Rest in power, well-loved one.

In solidarity,

Jackie Lee, SF3 President

Allison Morris, WisCon 42 Co-Chair

Phredd Groves, WisCon 42 Co-Chair

Levi Sable, SF3 Communications Chair

7 thoughts on “Ursula K. Le Guin, 1929-2018”

  1. Please feel free to leave WisCon memories of Ursula in the comments! We’ll try to have a fast turnaround on them.

    Additionally—our awesome and hardworking programming team has agreed to take suggestions directly at panels@wiscon.net for Le Guin-focused panels only. Deadline is this Saturday, 1/27/18.

    1. Ursula was also at Wiscon in 2003. You left that one out. It was when Carol Emshwiller was a guest of honor.

  2. At WisCon 30 she did a kids’ program with the straightforward title “Ursula Le Guin Reads To Kids”. <3
    Anecdotally she had the longest line at the Signout for WisCon 30, and I found also an anecdote stating that when things wound down, two fans sang to her.

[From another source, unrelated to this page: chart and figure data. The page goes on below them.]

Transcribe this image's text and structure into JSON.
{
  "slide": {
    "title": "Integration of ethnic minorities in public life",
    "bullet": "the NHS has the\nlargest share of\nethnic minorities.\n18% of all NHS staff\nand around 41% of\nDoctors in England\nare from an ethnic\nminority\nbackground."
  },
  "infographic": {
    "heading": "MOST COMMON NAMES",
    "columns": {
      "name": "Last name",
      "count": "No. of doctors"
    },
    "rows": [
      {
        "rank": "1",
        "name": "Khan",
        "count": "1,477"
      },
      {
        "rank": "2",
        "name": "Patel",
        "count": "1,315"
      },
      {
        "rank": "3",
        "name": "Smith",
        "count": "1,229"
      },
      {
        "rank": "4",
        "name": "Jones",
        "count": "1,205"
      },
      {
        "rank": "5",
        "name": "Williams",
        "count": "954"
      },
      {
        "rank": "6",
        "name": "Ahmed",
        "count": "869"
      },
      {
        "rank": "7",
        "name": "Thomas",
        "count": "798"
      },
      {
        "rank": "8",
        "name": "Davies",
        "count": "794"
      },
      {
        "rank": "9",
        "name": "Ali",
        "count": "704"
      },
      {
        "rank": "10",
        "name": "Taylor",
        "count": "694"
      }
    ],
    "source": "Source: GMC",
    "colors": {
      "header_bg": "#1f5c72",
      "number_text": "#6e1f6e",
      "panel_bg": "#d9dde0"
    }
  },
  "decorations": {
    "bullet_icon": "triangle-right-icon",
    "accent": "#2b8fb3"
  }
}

  3. Vicki Rosenzweig made a post about WisCon 20 where she talked a bit about her experiences with Le Guin during the con.
    This part jumped out at me:

    Le Guin, after telling us that she hadn’t planned to give a speech, and then had thought of something she wanted to say at the last minute and asked Jeanne to fit it in, gave a short but interesting talk, combining politics and what it’s like to be getting old in a society that considers old people aliens. “Earth people,” she has noticed, “spend a lot of time thinking about things like sex and bungee jumping.”

    The whole post can be found here: http://www.panix.com/~vr/wiscon20.html

  4. Pamela K. Taylor blogged about a panel at WisCon 30 Le Guin was on — “Both/And in an Either/Or World” here: http://www.pktaylor.com/pksblog/2006/05/wiscon.html

    Excerpt:
    “…Ursula replied that a book is not just the author writing, it is the author writing for the reader, that the book, ultimately, is created by the two of them together, so you have to write so that you are accessible to your reader.”

  5. October 17, 2016 The New Yorker, “The Fantastic Ursula K. Le Guin” written by Julie Phillips
    Link: https://www.newyorker.com/magazine/2016/10/17/the-fantastic-ursula-k-le-guin

    Excerpt:
    I once watched her participate in a panel discussion on gender and literature at WisCon, an annual gathering of feminist science-fiction writers, readers, and academics in Madison, Wisconsin. Scowling like a snapping turtle, she sat waiting for illogical remarks, which she then gently but firmly tore to bits. Yet a conversation with Le Guin is often full of comic asides, laughter, and—a particularly Le Guin trait—good-natured snorts. Humor seems to be her way of taking the edge off the polemic, as well as an introvert’s channel of communication. Behind even the lightest remarks, one is aware of a keen intelligence and a lifetime of thought, held back for the purposes of casual conversation.